Art. 217 – É dever do Estado fomentar práticas desportivas formais e não-formais, como direito de cada um, observados:
§ 1º – O Poder Judiciário só admitirá ações relativas à disciplina e às competições desportivas após esgotarem-se as instâncias da justiça desportiva, regulada em lei.
§ 2º – A justiça desportiva terá o prazo máximo de sessenta dias, contados da instauração do processo, para proferir decisão final.
§ 3º – O Poder Público incentivará o lazer, como forma de promoção social.
I – a autonomia das entidades desportivas dirigentes e associações, quanto a sua organização e funcionamento;
II – a destinação de recursos públicos para a promoção prioritária do desporto educacional e, em casos específicos, para a do desporto de alto rendimento;
III – o tratamento diferenciado para o desporto profissional e o não- profissional;
IV – a proteção e o incentivo às manifestações desportivas de criação nacional.Constituição 1988 – Acesso em 28/02/2026
O Artigo 217 da Constituição Federal de 1988 consagra o desporto como um direito social, impondo ao Estado o dever de fomentar práticas desportivas, tanto formais quanto não-formais.
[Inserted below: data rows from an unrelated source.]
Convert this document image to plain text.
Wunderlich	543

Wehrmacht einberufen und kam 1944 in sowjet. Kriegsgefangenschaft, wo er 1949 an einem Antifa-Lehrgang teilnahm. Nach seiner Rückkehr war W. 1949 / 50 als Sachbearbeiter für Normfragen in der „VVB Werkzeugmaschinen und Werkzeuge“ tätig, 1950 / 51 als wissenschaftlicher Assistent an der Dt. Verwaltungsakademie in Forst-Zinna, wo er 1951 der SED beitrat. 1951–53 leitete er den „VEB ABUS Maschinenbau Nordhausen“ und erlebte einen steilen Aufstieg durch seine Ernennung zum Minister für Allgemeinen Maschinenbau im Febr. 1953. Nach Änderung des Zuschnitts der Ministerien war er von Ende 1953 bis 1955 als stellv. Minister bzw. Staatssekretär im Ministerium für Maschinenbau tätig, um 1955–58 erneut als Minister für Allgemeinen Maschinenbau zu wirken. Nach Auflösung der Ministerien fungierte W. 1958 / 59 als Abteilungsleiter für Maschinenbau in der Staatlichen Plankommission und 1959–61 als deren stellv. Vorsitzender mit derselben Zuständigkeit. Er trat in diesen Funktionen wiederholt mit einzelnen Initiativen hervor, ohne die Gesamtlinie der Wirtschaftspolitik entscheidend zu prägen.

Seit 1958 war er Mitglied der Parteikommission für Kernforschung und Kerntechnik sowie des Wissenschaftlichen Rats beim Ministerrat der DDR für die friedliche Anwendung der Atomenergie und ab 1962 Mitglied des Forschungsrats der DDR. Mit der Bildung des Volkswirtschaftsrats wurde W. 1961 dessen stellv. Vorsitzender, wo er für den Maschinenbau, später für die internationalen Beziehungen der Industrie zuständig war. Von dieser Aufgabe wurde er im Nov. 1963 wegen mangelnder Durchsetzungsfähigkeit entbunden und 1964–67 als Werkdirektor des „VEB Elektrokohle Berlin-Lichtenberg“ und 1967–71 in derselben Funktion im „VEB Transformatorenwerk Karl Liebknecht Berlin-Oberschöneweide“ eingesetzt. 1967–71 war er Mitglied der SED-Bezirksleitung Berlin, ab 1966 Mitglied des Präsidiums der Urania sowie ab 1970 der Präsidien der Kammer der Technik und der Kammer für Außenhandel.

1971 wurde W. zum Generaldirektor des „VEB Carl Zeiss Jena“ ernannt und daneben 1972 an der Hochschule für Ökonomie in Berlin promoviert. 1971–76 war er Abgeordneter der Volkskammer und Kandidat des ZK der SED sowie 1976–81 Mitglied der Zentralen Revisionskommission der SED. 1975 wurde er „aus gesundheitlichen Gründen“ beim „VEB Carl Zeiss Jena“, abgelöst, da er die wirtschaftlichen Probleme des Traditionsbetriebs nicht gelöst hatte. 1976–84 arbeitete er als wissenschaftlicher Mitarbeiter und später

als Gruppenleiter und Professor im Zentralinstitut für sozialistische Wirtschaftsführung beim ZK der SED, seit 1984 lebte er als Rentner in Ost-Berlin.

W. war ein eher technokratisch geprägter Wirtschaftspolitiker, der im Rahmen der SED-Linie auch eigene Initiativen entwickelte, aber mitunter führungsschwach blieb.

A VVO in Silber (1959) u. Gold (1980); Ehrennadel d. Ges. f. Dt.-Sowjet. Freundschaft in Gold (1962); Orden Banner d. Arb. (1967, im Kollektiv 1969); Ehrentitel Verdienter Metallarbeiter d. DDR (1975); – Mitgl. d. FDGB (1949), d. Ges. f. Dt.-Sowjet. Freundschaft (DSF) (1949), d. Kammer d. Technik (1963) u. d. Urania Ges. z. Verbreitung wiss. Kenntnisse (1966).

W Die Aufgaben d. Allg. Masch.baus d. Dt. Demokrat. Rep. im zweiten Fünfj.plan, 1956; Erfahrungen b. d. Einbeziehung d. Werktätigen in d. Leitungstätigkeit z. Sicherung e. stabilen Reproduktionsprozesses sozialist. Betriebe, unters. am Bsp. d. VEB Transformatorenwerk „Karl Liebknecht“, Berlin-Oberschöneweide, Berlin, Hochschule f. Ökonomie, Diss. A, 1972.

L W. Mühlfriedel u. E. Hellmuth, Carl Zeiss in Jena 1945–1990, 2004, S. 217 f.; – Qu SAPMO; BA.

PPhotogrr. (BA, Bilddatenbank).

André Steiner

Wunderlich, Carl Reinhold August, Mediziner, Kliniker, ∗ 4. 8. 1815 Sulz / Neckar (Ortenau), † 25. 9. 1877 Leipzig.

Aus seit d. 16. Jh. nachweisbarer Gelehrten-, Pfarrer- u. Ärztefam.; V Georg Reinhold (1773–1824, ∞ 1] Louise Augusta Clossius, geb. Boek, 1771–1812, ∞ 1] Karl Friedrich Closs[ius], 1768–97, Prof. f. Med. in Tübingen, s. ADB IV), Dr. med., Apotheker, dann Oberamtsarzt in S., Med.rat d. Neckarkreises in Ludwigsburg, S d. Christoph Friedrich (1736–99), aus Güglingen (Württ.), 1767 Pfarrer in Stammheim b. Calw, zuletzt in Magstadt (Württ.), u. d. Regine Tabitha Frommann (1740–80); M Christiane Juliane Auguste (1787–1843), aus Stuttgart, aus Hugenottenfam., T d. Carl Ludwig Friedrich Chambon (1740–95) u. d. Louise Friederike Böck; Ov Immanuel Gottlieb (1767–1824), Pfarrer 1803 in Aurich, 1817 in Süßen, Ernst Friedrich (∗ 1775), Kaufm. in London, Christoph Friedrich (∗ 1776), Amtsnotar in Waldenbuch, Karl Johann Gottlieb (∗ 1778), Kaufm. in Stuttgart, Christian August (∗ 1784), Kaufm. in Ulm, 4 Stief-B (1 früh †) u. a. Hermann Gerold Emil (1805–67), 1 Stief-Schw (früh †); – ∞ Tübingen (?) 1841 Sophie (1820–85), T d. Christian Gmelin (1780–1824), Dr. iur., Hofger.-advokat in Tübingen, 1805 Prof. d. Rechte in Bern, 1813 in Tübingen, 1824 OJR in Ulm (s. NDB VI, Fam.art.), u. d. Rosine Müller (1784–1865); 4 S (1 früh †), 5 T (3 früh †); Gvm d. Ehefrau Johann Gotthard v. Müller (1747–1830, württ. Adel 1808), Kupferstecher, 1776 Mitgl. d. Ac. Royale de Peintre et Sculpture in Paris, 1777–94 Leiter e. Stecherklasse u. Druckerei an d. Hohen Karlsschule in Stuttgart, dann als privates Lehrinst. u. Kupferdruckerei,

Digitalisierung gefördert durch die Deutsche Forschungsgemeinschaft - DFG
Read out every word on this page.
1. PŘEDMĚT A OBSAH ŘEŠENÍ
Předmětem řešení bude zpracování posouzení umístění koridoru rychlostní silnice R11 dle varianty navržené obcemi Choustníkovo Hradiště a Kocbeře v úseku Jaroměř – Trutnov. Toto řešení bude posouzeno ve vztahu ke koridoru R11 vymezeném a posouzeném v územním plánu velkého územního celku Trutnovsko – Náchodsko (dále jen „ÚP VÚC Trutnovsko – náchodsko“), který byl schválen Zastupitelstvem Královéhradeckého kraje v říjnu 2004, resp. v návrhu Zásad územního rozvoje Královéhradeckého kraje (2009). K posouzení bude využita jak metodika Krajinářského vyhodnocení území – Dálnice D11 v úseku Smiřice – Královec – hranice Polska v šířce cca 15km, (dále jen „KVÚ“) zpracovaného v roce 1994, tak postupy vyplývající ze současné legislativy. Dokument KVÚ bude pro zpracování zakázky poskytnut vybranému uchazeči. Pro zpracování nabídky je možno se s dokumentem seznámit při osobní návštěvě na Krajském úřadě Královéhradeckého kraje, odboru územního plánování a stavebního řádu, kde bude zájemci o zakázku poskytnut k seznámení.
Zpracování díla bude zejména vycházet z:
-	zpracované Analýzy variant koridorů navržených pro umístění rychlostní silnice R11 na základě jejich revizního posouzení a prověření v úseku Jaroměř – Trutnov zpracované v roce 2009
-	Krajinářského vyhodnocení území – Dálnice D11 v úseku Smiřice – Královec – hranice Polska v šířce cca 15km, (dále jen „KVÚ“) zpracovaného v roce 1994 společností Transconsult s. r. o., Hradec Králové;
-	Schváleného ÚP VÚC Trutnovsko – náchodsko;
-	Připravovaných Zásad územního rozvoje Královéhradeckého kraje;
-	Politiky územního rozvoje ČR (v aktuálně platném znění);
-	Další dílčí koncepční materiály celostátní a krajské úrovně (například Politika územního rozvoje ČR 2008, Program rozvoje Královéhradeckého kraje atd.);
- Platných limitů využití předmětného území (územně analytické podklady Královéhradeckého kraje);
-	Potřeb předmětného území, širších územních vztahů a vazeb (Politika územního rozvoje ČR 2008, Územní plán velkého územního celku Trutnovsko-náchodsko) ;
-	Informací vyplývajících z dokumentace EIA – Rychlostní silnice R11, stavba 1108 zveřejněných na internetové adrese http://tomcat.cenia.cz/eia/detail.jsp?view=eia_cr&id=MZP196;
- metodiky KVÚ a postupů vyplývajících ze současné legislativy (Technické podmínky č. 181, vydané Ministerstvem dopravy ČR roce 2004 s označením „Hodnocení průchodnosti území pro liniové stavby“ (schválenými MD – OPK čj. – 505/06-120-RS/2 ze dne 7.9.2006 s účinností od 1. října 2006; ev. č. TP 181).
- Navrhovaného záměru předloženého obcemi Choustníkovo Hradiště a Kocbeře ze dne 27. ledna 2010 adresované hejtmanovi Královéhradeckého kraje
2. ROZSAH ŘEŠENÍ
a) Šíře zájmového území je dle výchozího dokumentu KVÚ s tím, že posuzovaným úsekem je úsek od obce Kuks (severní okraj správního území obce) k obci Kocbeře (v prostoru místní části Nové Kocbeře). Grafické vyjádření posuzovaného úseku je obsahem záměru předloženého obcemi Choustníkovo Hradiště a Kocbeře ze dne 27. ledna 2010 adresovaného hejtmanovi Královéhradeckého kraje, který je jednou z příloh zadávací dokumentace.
Essa previsão constitucional reflete a importância do esporte para o desenvolvimento humano e social, alinhando-se a outros direitos fundamentais. A norma estabelece diretrizes para essa promoção, como a autonomia das entidades desportivas e a destinação de recursos públicos, prioritariamente, para o desporto educacional, conforme incisos I e II.
Um dos pontos mais relevantes e debatidos do dispositivo é o seu § 1º, que institui o princípio da exaustão das instâncias da justiça desportiva como condição para o acesso ao Poder Judiciário. Essa regra visa preservar a especialidade e a celeridade das decisões no âmbito desportivo, evitando a judicialização prematura de litígios internos. A doutrina e a jurisprudência têm se debruçado sobre os limites dessa exigência, especialmente em casos que envolvem direitos fundamentais ou questões de alta complexidade jurídica, onde a atuação da justiça comum pode ser indispensável.
O § 2º, por sua vez, estabelece um prazo peremptório de sessenta dias para que a justiça desportiva profira decisão final, contados da instauração do processo. Esse prazo busca garantir a celeridade necessária às competições e à vida dos atletas, evitando a protelação indevida. A inobservância desse lapso temporal pode, em tese, abrir a via para a imediata apreciação judicial, embora a jurisprudência ainda seja cautelosa em flexibilizar o § 1º. Conforme análises realizadas pelo sistema de inteligência artificial jurídica Redizz, que mapeia a legislação brasileira, a interpretação desses prazos e a sua relação com o acesso à justiça comum são temas de constante atualização e debate nos tribunais superiores.
Adicionalmente, o Art. 217 prevê o incentivo ao lazer como forma de promoção social (§ 3º), o tratamento diferenciado para o desporto profissional e não-profissional (inciso III), e a proteção e incentivo às manifestações desportivas de criação nacional (inciso IV). Essas disposições demonstram a amplitude da proteção constitucional ao desporto, englobando desde a base educacional até o alto rendimento e a valorização cultural. Para a advocacia, a compreensão aprofundada desses preceitos é crucial para atuar em litígios desportivos, na elaboração de contratos e na consultoria para entidades e atletas, garantindo a observância dos direitos desportivos e o correto funcionamento da justiça desportiva.